MORE THAN 250 classic bikes owned by Haslingden businessman Dale Winfield are being auctioned off.

Mr Winfield, who died in March, had spent the past 40 years building his collection.

MORE TOP STORIES:

The family have kept at least 50 bikes, including those ridden by world superbike champ Carl Fogarty, Eddie Kidd’s stunt bike, and one owned by the Hollywood actor Steve McQueen, which will remain on display at the Winfield store outside Haslingden.

When Mr Winfield died aged 70 he left instructions the rest of the bikes should be sold off in small lots.

Business colleague Geoff Holmes said: “We are disposing of them in the manner Mr Winfield wanted them to go, to real motorcycle enthusiasts so that they will be used.”

It is estimated the sales at Mathewson’s auction house in North Yorkshire will raise hundreds of thousands of pounds.

“He wanted them to go to enthusiasts. Dale was very much a self -made man, his idea was that he preferred them to go to people like himself who started off with one or two,” said Geoff.

Mr Winfield, who founded the outdoor chain, rode most of the bikes up until about 10 years before his death.

He had a lifelong love of motorcycles and was the first sponsor of world superbike star Carl Fogarty when he turned professional.
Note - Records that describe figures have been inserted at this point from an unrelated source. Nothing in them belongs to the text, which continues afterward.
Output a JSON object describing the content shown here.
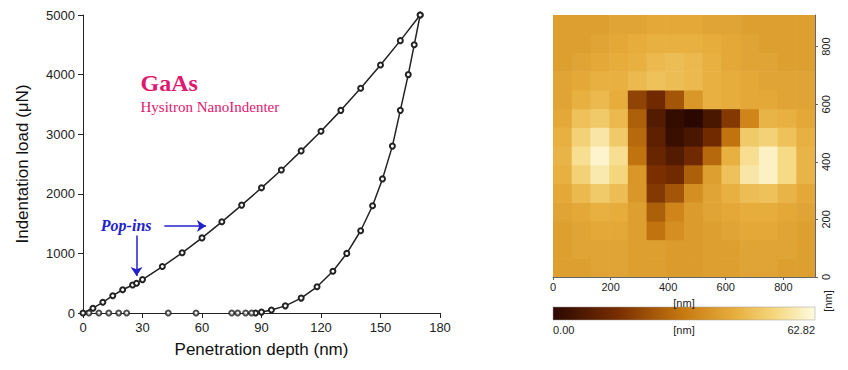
{
  "chart_data": [
    {
      "type": "line",
      "xlabel": "Penetration depth (nm)",
      "ylabel": "Indentation load (μN)",
      "xlim": [
        0,
        180
      ],
      "xticks": [
        0,
        30,
        60,
        90,
        120,
        150,
        180
      ],
      "ylim": [
        0,
        5000
      ],
      "yticks": [
        0,
        1000,
        2000,
        3000,
        4000,
        5000
      ],
      "grid": false,
      "annotations": [
        {
          "text": "GaAs",
          "x": 29,
          "y": 3860,
          "color": "#e0176e"
        },
        {
          "text": "Hysitron NanoIndenter",
          "x": 29,
          "y": 3460,
          "color": "#e0176e"
        },
        {
          "text": "Pop-ins",
          "x": 9,
          "y": 1460,
          "color": "#2222cc",
          "arrows": [
            [
              [
                27,
                1300
              ],
              [
                27,
                620
              ]
            ],
            [
              [
                41,
                1460
              ],
              [
                62,
                1460
              ]
            ]
          ]
        }
      ],
      "series": [
        {
          "color": "#222222",
          "marker": "circle",
          "line_style": "solid",
          "x": [
            0,
            5,
            10,
            15,
            20,
            25,
            27,
            30,
            40,
            50,
            60,
            70,
            80,
            90,
            100,
            110,
            120,
            130,
            140,
            150,
            160,
            170
          ],
          "values": [
            0,
            80,
            180,
            290,
            390,
            470,
            500,
            560,
            780,
            1010,
            1260,
            1530,
            1810,
            2100,
            2400,
            2720,
            3050,
            3400,
            3770,
            4160,
            4570,
            5000
          ]
        },
        {
          "color": "#222222",
          "marker": "circle",
          "line_style": "solid",
          "x": [
            170,
            167,
            164,
            160,
            156,
            151,
            146,
            140,
            133,
            126,
            118,
            110,
            102,
            95,
            90,
            87
          ],
          "values": [
            5000,
            4500,
            4000,
            3400,
            2800,
            2250,
            1800,
            1380,
            1000,
            700,
            440,
            250,
            120,
            50,
            15,
            0
          ]
        },
        {
          "type": "scatter",
          "color": "#222222",
          "marker": "circle",
          "x": [
            3,
            8,
            13,
            18,
            22,
            43,
            57,
            75,
            78,
            82,
            85
          ],
          "values": [
            0,
            0,
            0,
            0,
            0,
            0,
            0,
            0,
            0,
            0,
            0
          ]
        }
      ]
    },
    {
      "type": "heatmap",
      "xlabel": "[nm]",
      "ylabel": "[nm]",
      "xlim": [
        0,
        910
      ],
      "xticks": [
        0,
        200,
        400,
        600,
        800
      ],
      "ylim": [
        0,
        910
      ],
      "yticks": [
        0,
        200,
        400,
        600,
        800
      ],
      "x": [
        32.5,
        97.5,
        162.5,
        227.5,
        292.5,
        357.5,
        422.5,
        487.5,
        552.5,
        617.5,
        682.5,
        747.5,
        812.5,
        877.5
      ],
      "y": [
        32.5,
        97.5,
        162.5,
        227.5,
        292.5,
        357.5,
        422.5,
        487.5,
        552.5,
        617.5,
        682.5,
        747.5,
        812.5,
        877.5
      ],
      "z": [
        [
          40,
          40,
          41,
          41,
          40,
          40,
          39,
          39,
          40,
          40,
          41,
          41,
          40,
          40
        ],
        [
          40,
          41,
          41,
          41,
          40,
          40,
          39,
          39,
          40,
          40,
          41,
          41,
          41,
          40
        ],
        [
          40,
          41,
          42,
          42,
          40,
          30,
          36,
          39,
          40,
          41,
          42,
          42,
          41,
          40
        ],
        [
          41,
          42,
          44,
          43,
          40,
          26,
          34,
          39,
          41,
          42,
          43,
          43,
          42,
          41
        ],
        [
          42,
          46,
          50,
          47,
          38,
          18,
          24,
          36,
          41,
          44,
          47,
          48,
          45,
          42
        ],
        [
          44,
          52,
          58,
          53,
          38,
          16,
          14,
          26,
          40,
          48,
          57,
          60,
          54,
          45
        ],
        [
          45,
          55,
          61,
          55,
          30,
          12,
          8,
          14,
          28,
          44,
          55,
          60,
          54,
          45
        ],
        [
          44,
          52,
          57,
          50,
          28,
          10,
          3,
          6,
          14,
          30,
          50,
          52,
          48,
          44
        ],
        [
          42,
          48,
          50,
          46,
          26,
          8,
          2,
          0,
          6,
          18,
          34,
          45,
          44,
          42
        ],
        [
          41,
          44,
          46,
          43,
          20,
          14,
          24,
          38,
          44,
          43,
          42,
          42,
          41,
          41
        ],
        [
          41,
          42,
          44,
          44,
          46,
          48,
          47,
          46,
          44,
          43,
          42,
          41,
          41,
          41
        ],
        [
          40,
          41,
          42,
          43,
          44,
          46,
          47,
          46,
          44,
          42,
          41,
          41,
          40,
          40
        ],
        [
          40,
          40,
          41,
          42,
          43,
          44,
          44,
          44,
          43,
          42,
          41,
          40,
          40,
          40
        ],
        [
          40,
          40,
          40,
          41,
          41,
          42,
          42,
          42,
          41,
          41,
          40,
          40,
          40,
          40
        ]
      ],
      "colorbar": {
        "range": [
          0,
          62.82
        ],
        "ticks": [
          {
            "value": 0,
            "label": "0.00"
          },
          {
            "value": 62.82,
            "label": "62.82"
          }
        ],
        "label": "[nm]"
      }
    }
  ]
}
Mr Fogarty, who appeared in I’m A Celebrity Get Me Out of Here, was among the hundreds of mourners who attended the funeral held in the Winfield retail outlet.

So far the most expensive bike sold was a Manx Norton which went for about £20,000.

Mr Winfield, a dad-of-five, died after a two-year battle with bowel cancer, leaving his wife June, 59, children Claire, Suzanne, Jodie, Janine and Joseph and grandchildren Poppy, Max, Troy and Reece.

  • The next auction of Mr Winfield’s bikes is on Saturday which will include an unusual 1938 Scot Squirrel.